Vou dizer que, para quem saiu de Bsb debaixo de chuva, com vento, ter sido recebida em POA com céu de brigadeiro, solzinho e sorriso de guria/anfitriã, foi TUDODEBOM!!!! Assim que eu voltar eu vou (tentar) explicar o que é esta delícia. Por enquanto, me deixem voltar ao roteiro de férias, que ainda tem muito livro para namorar, muito café charmoso para visitar, muita lojinha de bugingangas indianas/árabes/tailandesas para se deleitar, ah, e churrasco (Tri-ótimo), e serras a conhecer, e gente gentil querendo ajudar, colaborar, se aprochegar...
Só deixando BEM claro: * Vinho é Bom e Barato! * Temperatura e clima são civilizados para loooooooooongas caminhadas em ruas charmosíssimas * Doces são perfeitos * Moços são sorridentes e atenciosos * Pôr-do-Sol no Guaíba é o que há!
Acabei de ler (ou deveria dizer “ser arrebatada”?) pelo meu “2º Saramago”. Depois que li Ensaio Sobre a Cegueira, me convenci que o senhorzinho português é domador da língua portuguesa. Ele a consegue usar, a seu bel prazer, fazendo dela gato sapato, e de forma magnífica. E eu pensava que não dava para melhorar. Ele conseguiu. Intermitências da Morte é um deleite da primeira à última página. Começa pelo fato de serem dois livros em um. A primeira parte da obra conta a hecatombe que atinge um país fictício, que se vê diante de um situação inimaginável. A suspensão de atividades da morte, e todas suas conseqüências práticas, filosóficas e morais.

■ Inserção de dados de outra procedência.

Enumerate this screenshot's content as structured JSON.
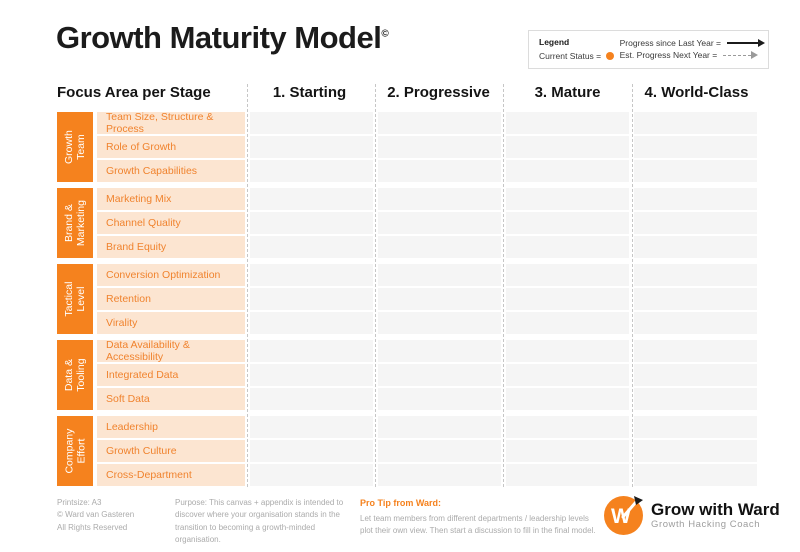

A análise gramatical de uma carta, escrita pela morte (assim mesmo, com letra minúscula) de próprio punho, publicada em um jornal, é uma bem humoradíssima auto-crítica ao texto de Saramago, constantemente não compreendido/apreciado por alguns críticos literários. A reação enfurecida da mesma, pedindo retratação é das coisas mais deliciosas de ler. A segunda metade trata do novo posicionamento da morte em relação ao povo daquele país, e de um trabalho que se torna sua obsessão, frente a impossibilidade aparente de levá-lo a cabo, sem motivo evidente. Genialidade do início ao fim. Definitivamente eu quero ler TODOS os Saramagos que eu puder.
Ah, já comecei a ler A História Sem Fim. Ele é, definitivamente, necessário. Pelo menos pra mim. E sabem aquela coisa do livro escolher a gente? O segundo parágrafo do livro começa assim: “Lá fora, era uma manhã cinzenta e fria de novembro, chovia a cântaros...” Então ..., hoje de manhã, quando comecei a leitura, chovia um bocado...
A personagem de Bastian, que sente tristeza toda vez que um bom livro está no final, e ele vai sentir falta das figuras... eu conheço alguém assim.
Mas aí tive que interromper, justamente quando Bastian ouvia o sino da escola avisar que eram as 10hs da manhã. A manicure batia à porta, no horário que eu tinha combinado com ela... às 10h...
Já devorei 70 páginas, em duas horas e meia de leitura... Agradecimentos eternos à D. Fullen!